1 of 5 | Speaker of the House Mike Johnson, R-La., speaks to the press after leaving the House floor at the U.S. Capitol on Tuesday. The House and Senate have passed a funding package to end the partial government shutdown. It now awaits President Donald Trump’s signature. Photo by Bonnie Cash/UPI | License Photo
Feb. 3 (UPI) — Congress on Tuesday approved a funding package that will cover most of the government’s agencies through September, but Homeland Security funding is still up in the air.
The DHS will get funding through Feb. 13, which is meant to give Congress time to debate measures to rein in Immigration and Customs Enforcement and Border Patrol agents in the wake of two deadly shootings in Minneapolis last month.
The government has been partially shut down since Saturday, and as soon as President Donald Trump signs the legislation — which he is expected to do — the government will reopen.
The funding measures passed the House in a bipartisan 217-214 vote. Rep. Thomas Massie, R-Ky., was the only Republican to vote against the appropriations.
“We finalized true, bipartisan, bicameral bills to fully fund our government in a member-driven, district focused way,” House Appropriations Chair Tom Cole, R-Okla., said on the House floor. “Funding the government is not an optional exercise. It’s the most basic duty we have in Congress.”
If Republicans refuse to cooperate with Democrats on DHS reforms by Feb. 13, the department will see another funding lapse or get more short-term funding.
“We have a list that we want done, and we aren’t settling for half-measures,” Rep. Pete Aguilar, D-Calif., told reporters Tuesday.
He said if Senate Republican leader John Thune, R-N.D., and Speaker Mike Johnson, R-La., “don’t want to come to the table and negotiate real reform, then they’re going to have to explain to the American public why they’re shutting down agencies.”

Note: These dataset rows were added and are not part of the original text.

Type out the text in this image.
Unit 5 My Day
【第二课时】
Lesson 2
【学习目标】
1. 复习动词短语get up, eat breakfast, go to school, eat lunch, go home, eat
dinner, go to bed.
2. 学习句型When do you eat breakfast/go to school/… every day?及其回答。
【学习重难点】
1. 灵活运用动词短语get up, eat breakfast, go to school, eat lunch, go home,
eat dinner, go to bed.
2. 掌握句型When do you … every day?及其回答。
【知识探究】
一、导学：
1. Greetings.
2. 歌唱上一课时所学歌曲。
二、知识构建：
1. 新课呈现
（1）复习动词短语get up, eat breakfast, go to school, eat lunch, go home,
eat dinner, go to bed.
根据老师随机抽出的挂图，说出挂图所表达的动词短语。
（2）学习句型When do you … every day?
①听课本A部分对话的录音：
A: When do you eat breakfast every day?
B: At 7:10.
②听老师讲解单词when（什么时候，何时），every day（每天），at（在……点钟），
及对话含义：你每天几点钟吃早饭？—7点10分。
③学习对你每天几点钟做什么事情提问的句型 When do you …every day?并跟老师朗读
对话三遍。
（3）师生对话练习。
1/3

House Democratic leader Hakeem Jeffries, D-N.Y., told Johnson that Democrats won’t support the bill without restrictions on immigration enforcement, The Washington Post reported.
“We’re going to have to evaluate what the real opportunity is to get dramatic change at the Department of Homeland Security. It needs to be bold, it needs to be meaningful, and it needs to be transformative,” Jeffries told reporters Friday. “Absent a path toward accomplishing dramatic change, and making sure that ICE and DHS are conducting themselves like every other law enforcement agency in the country, then Republicans are going to cause another government shutdown.”

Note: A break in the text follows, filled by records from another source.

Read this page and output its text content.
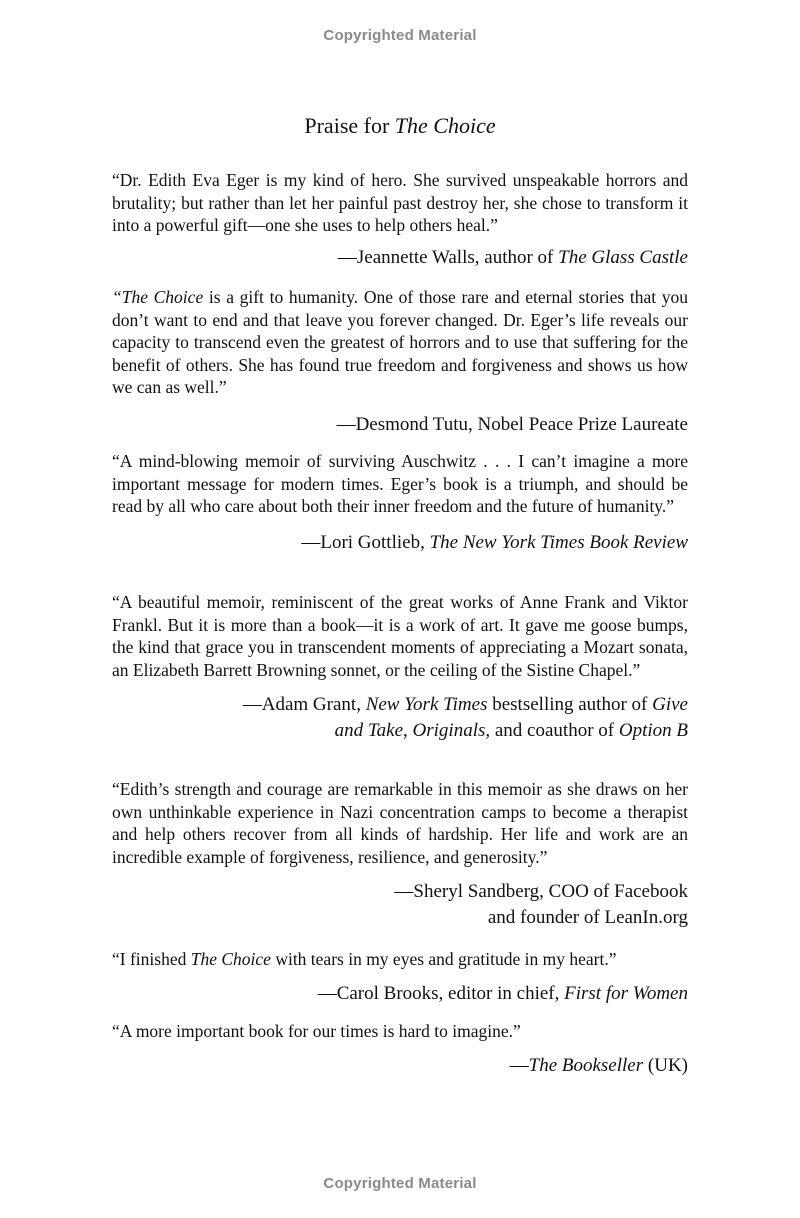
Copyrighted Material
Praise for The Choice

“Dr. Edith Eva Eger is my kind of hero. She survived unspeakable horrors and brutality; but rather than let her painful past destroy her, she chose to transform it into a powerful gift—one she uses to help others heal.”

—Jeannette Walls, author of The Glass Castle

“The Choice is a gift to humanity. One of those rare and eternal stories that you don’t want to end and that leave you forever changed. Dr. Eger’s life reveals our capacity to transcend even the greatest of horrors and to use that suffering for the benefit of others. She has found true freedom and forgiveness and shows us how we can as well.”

—Desmond Tutu, Nobel Peace Prize Laureate

“A mind-blowing memoir of surviving Auschwitz . . . I can’t imagine a more important message for modern times. Eger’s book is a triumph, and should be read by all who care about both their inner freedom and the future of humanity.”

—Lori Gottlieb, The New York Times Book Review

“A beautiful memoir, reminiscent of the great works of Anne Frank and Viktor Frankl. But it is more than a book—it is a work of art. It gave me goose bumps, the kind that grace you in transcendent moments of appreciating a Mozart sonata, an Elizabeth Barrett Browning sonnet, or the ceiling of the Sistine Chapel.”

—Adam Grant, New York Times bestselling author of Give

and Take, Originals, and coauthor of Option B

“Edith’s strength and courage are remarkable in this memoir as she draws on her own unthinkable experience in Nazi concentration camps to become a therapist and help others recover from all kinds of hardship. Her life and work are an incredible example of forgiveness, resilience, and generosity.”

—Sheryl Sandberg, COO of Facebook

and founder of LeanIn.org

“I finished The Choice with tears in my eyes and gratitude in my heart.”

—Carol Brooks, editor in chief, First for Women

“A more important book for our times is hard to imagine.”

—The Bookseller (UK)

Copyrighted Material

The Senate voted on Friday to allow passage of five spending bills while separating out the DHS funding in order to enforce reform in the department.

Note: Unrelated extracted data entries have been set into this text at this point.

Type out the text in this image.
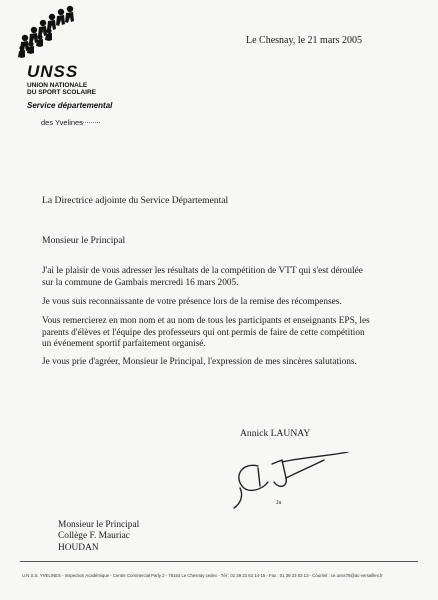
UNSS
UNION NATIONALE
DU SPORT SCOLAIRE
Service départemental
des Yvelines
Le Chesnay, le 21 mars 2005
La Directrice adjointe du Service Départemental
Monsieur le Principal
J'ai le plaisir de vous adresser les résultats de la compétition de VTT qui s'est déroulée sur la commune de Gambais mercredi 16 mars 2005.
Je vous suis reconnaissante de votre présence lors de la remise des récompenses.
Vous remercierez en mon nom et au nom de tous les participants et enseignants EPS, les parents d'élèves et l'équipe des professeurs qui ont permis de faire de cette compétition un événement sportif parfaitement organisé.
Je vous prie d'agréer, Monsieur le Principal, l'expression de mes sincères salutations.
Annick LAUNAY
Ja
Monsieur le Principal
Collège F. Mauriac
HOUDAN
U.N.S.S. YVELINES - Inspection Académique - Centre Commercial Parly 2 - 78154 Le Chesnay cedex - Tél : 01 39 23 63 14-15 - Fax : 01 39 23 63 13 - Courriel : ce.unss78@ac-versailles.fr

Democrats on the House Homeland Security Committee, led by Rep. Bennie Thompson, D-Miss., sent a letter to other House Democrats Sunday lobbying colleagues to vote against the two-week funding package.
“Democrats must act now to demand real changes that protect our communities before Immigration and Customs Enforcement and Customs and Border Protection receive another dollar in funding,” the Democrats wrote in the letter. “This is what our constituents elected us to do — to hold ICE and this administration accountable when they fail to adhere to the Constitution or follow the law.”
The letter listed the demands that Democrats made to reform the DHS, including ending racial profiling, sending federal agents other than ICE back to their missions, ending the occupation of Minnesota, cooperation with state and local law enforcement on investigations, using judicial warrants instead of administrative warrants, and more.
“We must claw back the blank check Republicans gave ICE and CBP in the One Big Ugly Bill [the omnibus “Big Beautiful Bill” that funded the government]. The money provided through the One Big Ugly Bill is sufficient to fund both agencies for years with few, if any, guardrails. This Administration has already used this funding to deny Members’ immediate access to detention facilities, in direct contrast to appropriations law. It is too dangerous to allow this money to continue to be spent unchecked.”
They also called for the ouster of DHS Secretary Kristi Noem.
They said Noem “must go. She has repeatedly abused her power and violated her oath of office, endangering the security of the United States, its people, and our institutions of government.”